Now, using carbon-14 data, scientists from the United States and Germany have been able to determine the approximate age of dissolved organic carbon in the Arctic for the first time. They report, in an article to be published this month in Geophysical Research Letters, that most of the carbon that reaches the ocean is relatively young at present, but that this could change. Warming of the Arctic, which has been documented in recent years, could affect northern peats, collectively one of the largest reservoirs of organic carbon on Earth. As the carbon-rich soils warm, the carbon is more susceptible to being transported to the ocean by rivers small and large, they say.
The researchers, headed by Ronald Benner of the University of South Carolina, studied four rivers in northern Russia and in Alaska, along with the Arctic Ocean itself. The carbon-14 dating method is not precise, because, for example, old and new dissolved organic carbon is typically mixed in a given sample, resulting in an average reading, and content of rivers varies by season as well. The scientists concentrated their study in periods of peak river discharge.
"Our results are not applicable to the sedimentary fraction of river discharge," Benner notes. "However, most of the organic carbon exported from land to the ocean is in dissolved form, and it is the dissolved components that track river water in the ocean."
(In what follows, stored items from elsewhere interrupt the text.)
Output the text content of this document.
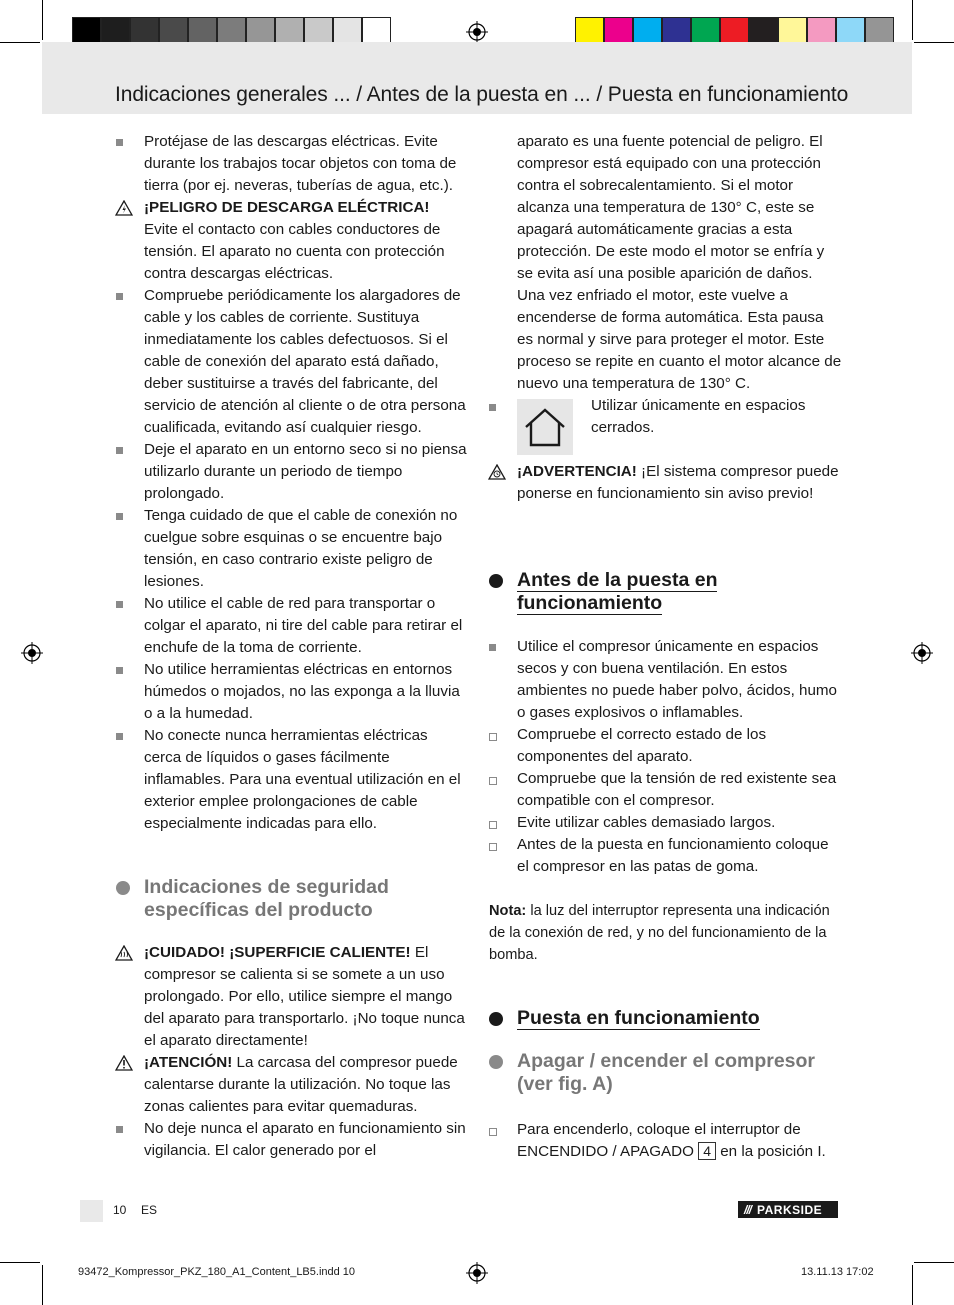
Indicaciones generales ... / Antes de la puesta en ... / Puesta en funcionamiento
Protéjase de las descargas eléctricas. Evite durante los trabajos tocar objetos con toma de tierra (por ej. neveras, tuberías de agua, etc.).
¡PELIGRO DE DESCARGA ELÉCTRICA!
Evite el contacto con cables conductores de tensión. El aparato no cuenta con protección contra descargas eléctricas.
Compruebe periódicamente los alargadores de cable y los cables de corriente. Sustituya inmediatamente los cables defectuosos. Si el cable de conexión del aparato está dañado, deber sustituirse a través del fabricante, del servicio de atención al cliente o de otra persona cualificada, evitando así cualquier riesgo.
Deje el aparato en un entorno seco si no piensa utilizarlo durante un periodo de tiempo prolongado.
Tenga cuidado de que el cable de conexión no cuelgue sobre esquinas o se encuentre bajo tensión, en caso contrario existe peligro de lesiones.
No utilice el cable de red para transportar o colgar el aparato, ni tire del cable para retirar el enchufe de la toma de corriente.
No utilice herramientas eléctricas en entornos húmedos o mojados, no las exponga a la lluvia o a la humedad.
No conecte nunca herramientas eléctricas cerca de líquidos o gases fácilmente inflamables. Para una eventual utilización en el exterior emplee prolongaciones de cable especialmente indicadas para ello.
Indicaciones de seguridad específicas del producto
¡CUIDADO! ¡SUPERFICIE CALIENTE! El compresor se calienta si se somete a un uso prolongado. Por ello, utilice siempre el mango del aparato para transportarlo. ¡No toque nunca el aparato directamente!
¡ATENCIÓN! La carcasa del compresor puede calentarse durante la utilización. No toque las zonas calientes para evitar quemaduras.
No deje nunca el aparato en funcionamiento sin vigilancia. El calor generado por el
aparato es una fuente potencial de peligro. El compresor está equipado con una protección contra el sobrecalentamiento. Si el motor alcanza una temperatura de 130° C, este se apagará automáticamente gracias a esta protección. De este modo el motor se enfría y se evita así una posible aparición de daños. Una vez enfriado el motor, este vuelve a encenderse de forma automática. Esta pausa es normal y sirve para proteger el motor. Este proceso se repite en cuanto el motor alcance de nuevo una temperatura de 130° C.
Utilizar únicamente en espacios cerrados.
¡ADVERTENCIA! ¡El sistema compresor puede ponerse en funcionamiento sin aviso previo!
Antes de la puesta en funcionamiento
Utilice el compresor únicamente en espacios secos y con buena ventilación. En estos ambientes no puede haber polvo, ácidos, humo o gases explosivos o inflamables.
Compruebe el correcto estado de los componentes del aparato.
Compruebe que la tensión de red existente sea compatible con el compresor.
Evite utilizar cables demasiado largos.
Antes de la puesta en funcionamiento coloque el compresor en las patas de goma.
Nota: la luz del interruptor representa una indicación de la conexión de red, y no del funcionamiento de la bomba.
Puesta en funcionamiento
Apagar / encender el compresor (ver fig. A)
Para encenderlo, coloque el interruptor de ENCENDIDO / APAGADO 4 en la posición I.
10 ES	/// PARKSIDE
93472_Kompressor_PKZ_180_A1_Content_LB5.indd 10	13.11.13 17:02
River water tends to remain near the surface of the Arctic Ocean for five to 15 years, and the land-derived dissolved organic carbon from all sources and years is therefore mixed. Various samples gave radiocarbon average ages varying from 680 to 3,770 years, including both carbon from land-derived and marine sources. The researchers analyzed dissolved lignin phenols to determine the portion of a particular sample that had originated on land, as the compound is related only to terrestrial plant material.
The East Greenland Current is the major source of both Arctic Ocean water and its dissolved organic carbon component reaching the North Atlantic Ocean. The study concludes that the land-derived dissolved organic carbon reaching the Atlantic via this current is much younger than the marine component. In fact, up to half of it reaches the Atlantic, some three to 12 teragrams [three million to 13 million tons]. The fate of the young land-derived dissolved organic carbon in the Atlantic Ocean is uncertain, but there is no evidence of this material at lower latitudes in the Atlantic, the researchers say.
"This suggests most of the land-derived organic carbon ends up being oxidized to carbon dioxide and thus eventually cycles back into the atmosphere," says Benner. "If current warming trends in the Arctic continue, we can expect to see more of the old carbon now sequestered in northern soils enter the carbon cycle as carbon dioxide. This will act as a positive feedback, tending to enhance the greenhouse effect and accelerate global warming."
The research was funded by the U.S. National Science Foundation and the German Federal Ministry of Education and Research.